All of this bring me back to last couple days where my pop got very vocal again. He was constantly arguing with my mom. They usually argue about b.s. like most married couple, but these days, he was complaining about my mom management of the family savings (which is, for the most part, invested in Chinese equity through H-shares listed Chinese companies). He started to grill stock quotes every night. And he would flip through the finance pages of Chinese newspaper. He would make believe that he is the Chinese Warren Buffett.

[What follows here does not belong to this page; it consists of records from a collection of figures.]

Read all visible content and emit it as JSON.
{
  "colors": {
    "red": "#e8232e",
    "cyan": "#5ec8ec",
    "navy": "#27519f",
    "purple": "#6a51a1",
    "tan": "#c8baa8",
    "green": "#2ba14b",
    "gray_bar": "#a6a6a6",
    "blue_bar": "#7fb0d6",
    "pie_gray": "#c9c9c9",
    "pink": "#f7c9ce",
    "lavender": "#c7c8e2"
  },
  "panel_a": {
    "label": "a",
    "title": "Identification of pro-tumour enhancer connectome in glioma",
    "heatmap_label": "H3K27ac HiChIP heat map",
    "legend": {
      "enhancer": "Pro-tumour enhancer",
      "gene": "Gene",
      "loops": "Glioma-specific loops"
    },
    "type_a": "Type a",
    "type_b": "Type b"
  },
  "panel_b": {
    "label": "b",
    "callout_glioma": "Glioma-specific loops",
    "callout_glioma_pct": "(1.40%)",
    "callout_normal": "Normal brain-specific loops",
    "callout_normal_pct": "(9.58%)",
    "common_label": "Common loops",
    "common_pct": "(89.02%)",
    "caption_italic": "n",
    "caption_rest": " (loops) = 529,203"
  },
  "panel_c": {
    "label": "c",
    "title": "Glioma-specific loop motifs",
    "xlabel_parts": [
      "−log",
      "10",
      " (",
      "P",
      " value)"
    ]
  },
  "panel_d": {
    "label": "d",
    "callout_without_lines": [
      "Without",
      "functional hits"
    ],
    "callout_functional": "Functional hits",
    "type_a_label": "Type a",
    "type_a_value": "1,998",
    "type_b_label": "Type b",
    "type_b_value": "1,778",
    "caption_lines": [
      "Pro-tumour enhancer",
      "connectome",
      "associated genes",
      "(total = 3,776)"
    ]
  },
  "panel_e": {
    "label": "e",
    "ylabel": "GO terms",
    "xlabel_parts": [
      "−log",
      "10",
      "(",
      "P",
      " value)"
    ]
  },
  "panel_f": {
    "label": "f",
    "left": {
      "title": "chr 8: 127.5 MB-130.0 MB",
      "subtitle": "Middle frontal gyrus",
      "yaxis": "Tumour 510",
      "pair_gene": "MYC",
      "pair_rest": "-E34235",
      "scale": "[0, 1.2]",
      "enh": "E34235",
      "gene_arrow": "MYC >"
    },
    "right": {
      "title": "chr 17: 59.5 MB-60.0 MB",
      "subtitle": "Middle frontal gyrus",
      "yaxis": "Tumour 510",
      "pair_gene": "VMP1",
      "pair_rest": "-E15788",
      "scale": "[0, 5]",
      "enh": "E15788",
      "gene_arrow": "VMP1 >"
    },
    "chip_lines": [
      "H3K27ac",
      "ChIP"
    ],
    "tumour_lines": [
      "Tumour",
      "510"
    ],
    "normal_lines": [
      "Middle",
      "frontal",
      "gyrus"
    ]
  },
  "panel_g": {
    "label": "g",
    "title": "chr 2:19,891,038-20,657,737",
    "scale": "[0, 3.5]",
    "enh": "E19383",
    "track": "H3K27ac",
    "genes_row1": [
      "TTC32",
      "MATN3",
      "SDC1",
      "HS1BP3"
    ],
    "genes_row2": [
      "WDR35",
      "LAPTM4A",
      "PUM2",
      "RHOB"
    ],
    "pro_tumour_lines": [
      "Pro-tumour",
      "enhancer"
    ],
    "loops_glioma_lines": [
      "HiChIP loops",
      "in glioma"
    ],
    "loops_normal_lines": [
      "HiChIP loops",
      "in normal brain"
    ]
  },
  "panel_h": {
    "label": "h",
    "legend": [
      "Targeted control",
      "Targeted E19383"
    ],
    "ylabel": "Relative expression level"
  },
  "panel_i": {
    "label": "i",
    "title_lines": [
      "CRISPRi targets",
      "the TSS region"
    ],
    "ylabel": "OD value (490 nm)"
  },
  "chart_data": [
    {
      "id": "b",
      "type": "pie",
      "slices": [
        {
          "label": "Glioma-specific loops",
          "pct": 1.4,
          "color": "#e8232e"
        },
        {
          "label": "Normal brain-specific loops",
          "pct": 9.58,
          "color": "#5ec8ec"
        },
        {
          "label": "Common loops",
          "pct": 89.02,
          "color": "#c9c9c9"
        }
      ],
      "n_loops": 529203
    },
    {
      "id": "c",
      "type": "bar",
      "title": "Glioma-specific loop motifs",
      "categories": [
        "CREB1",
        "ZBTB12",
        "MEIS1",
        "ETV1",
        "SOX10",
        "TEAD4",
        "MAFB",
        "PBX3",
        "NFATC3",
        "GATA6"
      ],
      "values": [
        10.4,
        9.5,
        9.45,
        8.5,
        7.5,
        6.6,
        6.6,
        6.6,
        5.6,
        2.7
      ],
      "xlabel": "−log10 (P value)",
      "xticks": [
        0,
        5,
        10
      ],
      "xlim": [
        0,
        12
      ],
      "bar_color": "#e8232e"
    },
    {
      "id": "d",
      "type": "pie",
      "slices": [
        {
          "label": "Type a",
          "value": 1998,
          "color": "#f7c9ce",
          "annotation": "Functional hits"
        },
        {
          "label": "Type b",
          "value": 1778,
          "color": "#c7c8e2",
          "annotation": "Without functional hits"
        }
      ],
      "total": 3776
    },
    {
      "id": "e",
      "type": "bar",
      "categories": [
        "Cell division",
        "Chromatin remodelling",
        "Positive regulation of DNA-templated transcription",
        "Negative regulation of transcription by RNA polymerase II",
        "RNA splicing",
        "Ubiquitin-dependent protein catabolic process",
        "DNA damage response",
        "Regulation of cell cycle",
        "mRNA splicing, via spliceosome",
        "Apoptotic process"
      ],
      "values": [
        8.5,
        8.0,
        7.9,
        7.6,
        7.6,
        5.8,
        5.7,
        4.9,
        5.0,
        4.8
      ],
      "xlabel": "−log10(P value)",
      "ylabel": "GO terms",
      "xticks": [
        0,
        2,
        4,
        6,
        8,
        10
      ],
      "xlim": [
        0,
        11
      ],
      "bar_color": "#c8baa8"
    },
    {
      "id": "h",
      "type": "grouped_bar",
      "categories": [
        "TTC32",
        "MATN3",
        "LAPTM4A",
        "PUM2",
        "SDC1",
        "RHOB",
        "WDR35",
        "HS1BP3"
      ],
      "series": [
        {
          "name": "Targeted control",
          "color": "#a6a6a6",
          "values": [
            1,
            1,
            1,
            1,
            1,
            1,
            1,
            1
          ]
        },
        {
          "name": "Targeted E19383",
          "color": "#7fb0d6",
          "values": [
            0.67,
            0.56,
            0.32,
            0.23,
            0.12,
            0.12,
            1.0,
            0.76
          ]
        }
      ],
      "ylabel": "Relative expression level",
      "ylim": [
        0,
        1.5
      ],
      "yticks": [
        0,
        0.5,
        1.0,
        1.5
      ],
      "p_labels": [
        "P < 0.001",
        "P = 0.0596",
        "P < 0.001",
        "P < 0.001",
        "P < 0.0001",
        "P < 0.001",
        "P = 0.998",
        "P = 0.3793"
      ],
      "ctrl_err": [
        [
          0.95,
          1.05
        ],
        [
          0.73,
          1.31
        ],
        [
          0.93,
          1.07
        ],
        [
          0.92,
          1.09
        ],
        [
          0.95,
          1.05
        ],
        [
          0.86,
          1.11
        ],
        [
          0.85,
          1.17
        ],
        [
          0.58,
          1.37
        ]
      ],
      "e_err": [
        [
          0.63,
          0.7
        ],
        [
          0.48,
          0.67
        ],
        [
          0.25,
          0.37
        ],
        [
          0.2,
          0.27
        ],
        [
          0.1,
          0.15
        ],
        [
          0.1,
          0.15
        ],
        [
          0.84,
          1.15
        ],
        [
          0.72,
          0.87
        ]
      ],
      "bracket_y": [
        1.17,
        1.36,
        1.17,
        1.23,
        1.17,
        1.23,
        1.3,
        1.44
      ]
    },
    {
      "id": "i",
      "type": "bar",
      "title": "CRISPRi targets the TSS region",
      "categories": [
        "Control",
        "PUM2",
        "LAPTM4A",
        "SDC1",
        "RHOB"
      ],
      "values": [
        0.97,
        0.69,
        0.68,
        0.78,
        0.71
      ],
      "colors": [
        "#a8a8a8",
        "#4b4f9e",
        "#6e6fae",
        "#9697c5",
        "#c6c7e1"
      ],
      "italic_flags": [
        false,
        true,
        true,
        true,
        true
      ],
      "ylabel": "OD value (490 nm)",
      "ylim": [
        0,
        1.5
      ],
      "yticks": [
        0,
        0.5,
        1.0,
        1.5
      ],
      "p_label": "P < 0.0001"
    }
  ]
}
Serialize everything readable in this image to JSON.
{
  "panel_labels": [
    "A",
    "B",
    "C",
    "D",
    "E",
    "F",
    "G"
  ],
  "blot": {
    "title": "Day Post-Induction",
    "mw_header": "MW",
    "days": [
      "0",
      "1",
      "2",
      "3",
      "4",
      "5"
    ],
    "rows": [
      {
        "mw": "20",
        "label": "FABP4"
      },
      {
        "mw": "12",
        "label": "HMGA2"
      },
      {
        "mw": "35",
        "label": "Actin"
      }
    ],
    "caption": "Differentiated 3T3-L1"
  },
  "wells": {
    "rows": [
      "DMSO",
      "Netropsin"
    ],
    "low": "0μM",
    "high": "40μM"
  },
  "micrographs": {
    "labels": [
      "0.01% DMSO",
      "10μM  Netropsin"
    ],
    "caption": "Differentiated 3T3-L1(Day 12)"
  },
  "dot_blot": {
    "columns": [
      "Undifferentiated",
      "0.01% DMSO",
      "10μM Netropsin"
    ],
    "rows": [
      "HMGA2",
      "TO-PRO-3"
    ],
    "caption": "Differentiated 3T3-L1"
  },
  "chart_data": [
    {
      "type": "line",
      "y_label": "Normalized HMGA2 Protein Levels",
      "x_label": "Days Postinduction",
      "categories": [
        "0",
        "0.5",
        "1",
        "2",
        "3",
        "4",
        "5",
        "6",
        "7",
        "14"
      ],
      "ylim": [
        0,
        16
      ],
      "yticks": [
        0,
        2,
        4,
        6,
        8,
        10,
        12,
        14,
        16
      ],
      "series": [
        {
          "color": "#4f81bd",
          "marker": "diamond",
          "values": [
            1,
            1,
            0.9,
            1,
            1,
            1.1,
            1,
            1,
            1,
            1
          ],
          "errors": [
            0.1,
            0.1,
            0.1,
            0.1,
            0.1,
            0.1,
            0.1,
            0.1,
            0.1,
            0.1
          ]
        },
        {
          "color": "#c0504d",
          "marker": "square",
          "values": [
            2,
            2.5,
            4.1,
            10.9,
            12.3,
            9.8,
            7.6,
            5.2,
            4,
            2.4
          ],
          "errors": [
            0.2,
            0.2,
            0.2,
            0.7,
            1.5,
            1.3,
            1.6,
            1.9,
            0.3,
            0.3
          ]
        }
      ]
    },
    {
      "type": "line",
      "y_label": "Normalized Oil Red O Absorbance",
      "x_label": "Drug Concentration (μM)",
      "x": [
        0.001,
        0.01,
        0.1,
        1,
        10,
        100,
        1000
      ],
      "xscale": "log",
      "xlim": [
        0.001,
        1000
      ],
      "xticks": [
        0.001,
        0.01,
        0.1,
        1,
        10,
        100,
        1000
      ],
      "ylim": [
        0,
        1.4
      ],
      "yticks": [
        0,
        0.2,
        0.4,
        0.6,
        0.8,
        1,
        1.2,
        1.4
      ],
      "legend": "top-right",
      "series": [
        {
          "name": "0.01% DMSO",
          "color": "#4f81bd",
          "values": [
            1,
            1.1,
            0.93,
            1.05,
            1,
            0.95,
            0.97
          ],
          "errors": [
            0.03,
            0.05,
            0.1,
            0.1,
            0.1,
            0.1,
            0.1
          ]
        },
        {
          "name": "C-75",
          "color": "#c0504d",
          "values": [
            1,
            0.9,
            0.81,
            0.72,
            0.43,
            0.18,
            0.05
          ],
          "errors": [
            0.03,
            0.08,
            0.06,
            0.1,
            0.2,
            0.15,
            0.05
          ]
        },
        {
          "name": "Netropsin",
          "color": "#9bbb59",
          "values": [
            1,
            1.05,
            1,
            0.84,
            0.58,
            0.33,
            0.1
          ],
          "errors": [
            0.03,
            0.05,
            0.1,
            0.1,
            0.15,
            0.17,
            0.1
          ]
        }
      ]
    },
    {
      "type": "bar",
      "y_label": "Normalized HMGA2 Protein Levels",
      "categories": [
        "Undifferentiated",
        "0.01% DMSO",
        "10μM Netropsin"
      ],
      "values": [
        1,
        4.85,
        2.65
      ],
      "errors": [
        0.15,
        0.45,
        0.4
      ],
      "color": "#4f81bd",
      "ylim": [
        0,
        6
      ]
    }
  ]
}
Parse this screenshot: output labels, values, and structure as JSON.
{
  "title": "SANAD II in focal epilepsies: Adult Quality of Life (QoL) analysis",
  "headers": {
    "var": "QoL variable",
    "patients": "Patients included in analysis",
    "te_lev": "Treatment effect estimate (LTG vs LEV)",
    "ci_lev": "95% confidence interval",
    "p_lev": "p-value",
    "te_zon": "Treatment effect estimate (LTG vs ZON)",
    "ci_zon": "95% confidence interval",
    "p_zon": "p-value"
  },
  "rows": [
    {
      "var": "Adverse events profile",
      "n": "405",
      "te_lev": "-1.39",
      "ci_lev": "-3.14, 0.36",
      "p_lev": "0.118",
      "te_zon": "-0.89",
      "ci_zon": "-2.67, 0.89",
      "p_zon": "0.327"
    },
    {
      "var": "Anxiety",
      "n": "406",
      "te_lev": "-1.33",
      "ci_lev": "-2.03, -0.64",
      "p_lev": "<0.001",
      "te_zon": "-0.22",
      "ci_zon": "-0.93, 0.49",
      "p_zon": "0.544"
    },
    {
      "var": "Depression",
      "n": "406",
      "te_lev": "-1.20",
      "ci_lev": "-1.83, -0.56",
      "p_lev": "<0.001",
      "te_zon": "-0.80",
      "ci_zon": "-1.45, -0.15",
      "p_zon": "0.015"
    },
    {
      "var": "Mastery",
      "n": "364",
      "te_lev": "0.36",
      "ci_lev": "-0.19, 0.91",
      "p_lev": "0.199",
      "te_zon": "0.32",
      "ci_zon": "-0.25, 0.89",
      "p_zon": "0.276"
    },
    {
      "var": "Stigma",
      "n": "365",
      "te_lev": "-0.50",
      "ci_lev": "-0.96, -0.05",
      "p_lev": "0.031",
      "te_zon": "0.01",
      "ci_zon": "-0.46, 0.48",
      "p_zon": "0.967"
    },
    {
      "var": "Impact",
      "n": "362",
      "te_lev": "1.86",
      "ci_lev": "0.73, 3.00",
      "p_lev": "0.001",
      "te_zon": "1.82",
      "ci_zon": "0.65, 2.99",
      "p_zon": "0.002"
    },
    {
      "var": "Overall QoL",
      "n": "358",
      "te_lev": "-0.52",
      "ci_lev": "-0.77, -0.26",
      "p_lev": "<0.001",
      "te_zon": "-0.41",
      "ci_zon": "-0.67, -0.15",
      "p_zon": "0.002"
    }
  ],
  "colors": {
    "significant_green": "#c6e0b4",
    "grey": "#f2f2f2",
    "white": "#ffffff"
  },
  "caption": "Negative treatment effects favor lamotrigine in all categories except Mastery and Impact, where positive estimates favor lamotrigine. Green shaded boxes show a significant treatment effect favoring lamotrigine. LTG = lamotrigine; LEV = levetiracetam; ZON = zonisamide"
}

I've recently suggested to my mom to buy into a Chinese railroad company (NYSE: GSH HKEX: 0525.HK). So she bought it and it went up about 12-15% since she bought it. It was a nice profit in a short period of time. Yesterday, my pop, would go through his usual routine and checks his stock quotes, and he would complain to me about how bad my pick had lagged the best performers (such as PetroChina NYSE: PTR HK: 0857.HK). I would simply ignore him and tell him to sell it and buy something else. Which he did.

Last Sunday, my pop read about a Chinese coal producer in a Chinese newspaper. The company name is China Shenhua (HK: 1088.HK) and the article in the paper mentioned UBS has just upgraded the stock and gave it a target price of 2x from where it is trading right now. My pop came into my room and inquired about the company. I pulled up the info. on the company real quick on Yahoo Finance and saw that the stock is trading at a P/E of 50. Immediately I said, "expensive, Google is only trading at 30-35 P/E, I would rather have Google if I want to pay that much." He would go on and complain about low P/E stocks never moves.

However, his question in the Chinese coal company got me thinking. As a commodity producer, your top-line revenue growth comes from the price you charge for the commodity you are selling. And the price is determine by the market/demand for the commodity. So it makes sense that a coal producer in China can be very well off because of China's rising demand for energy. Then it hit me like a brick: at a certain price point, it would become cheaper for coal consumers to import coal from other part of the world- this would limit the demand and price paid for Chinese coal. I'm no expert on coal, but the coal in China can't be THAT much better than coal from the U.S. right? So why would anyone pay a premium for a Chinese coal producer over a U.S. coal producer?

The poor Chinese citizens in China are only allow to buy Chinese stocks (A-share and recently H-share). So they don't have access to the U.S. stock market. Poor folks.

And looking at my pop and his recent behavior, I would say the Chinese stock market is closing in on a top (even if it's just a correction).

1 comment:

Myth said...

Let's not be the fools that the mainland Chinese are in buying into the Chinese stock market. When the bubble is popped, the pain will be immense.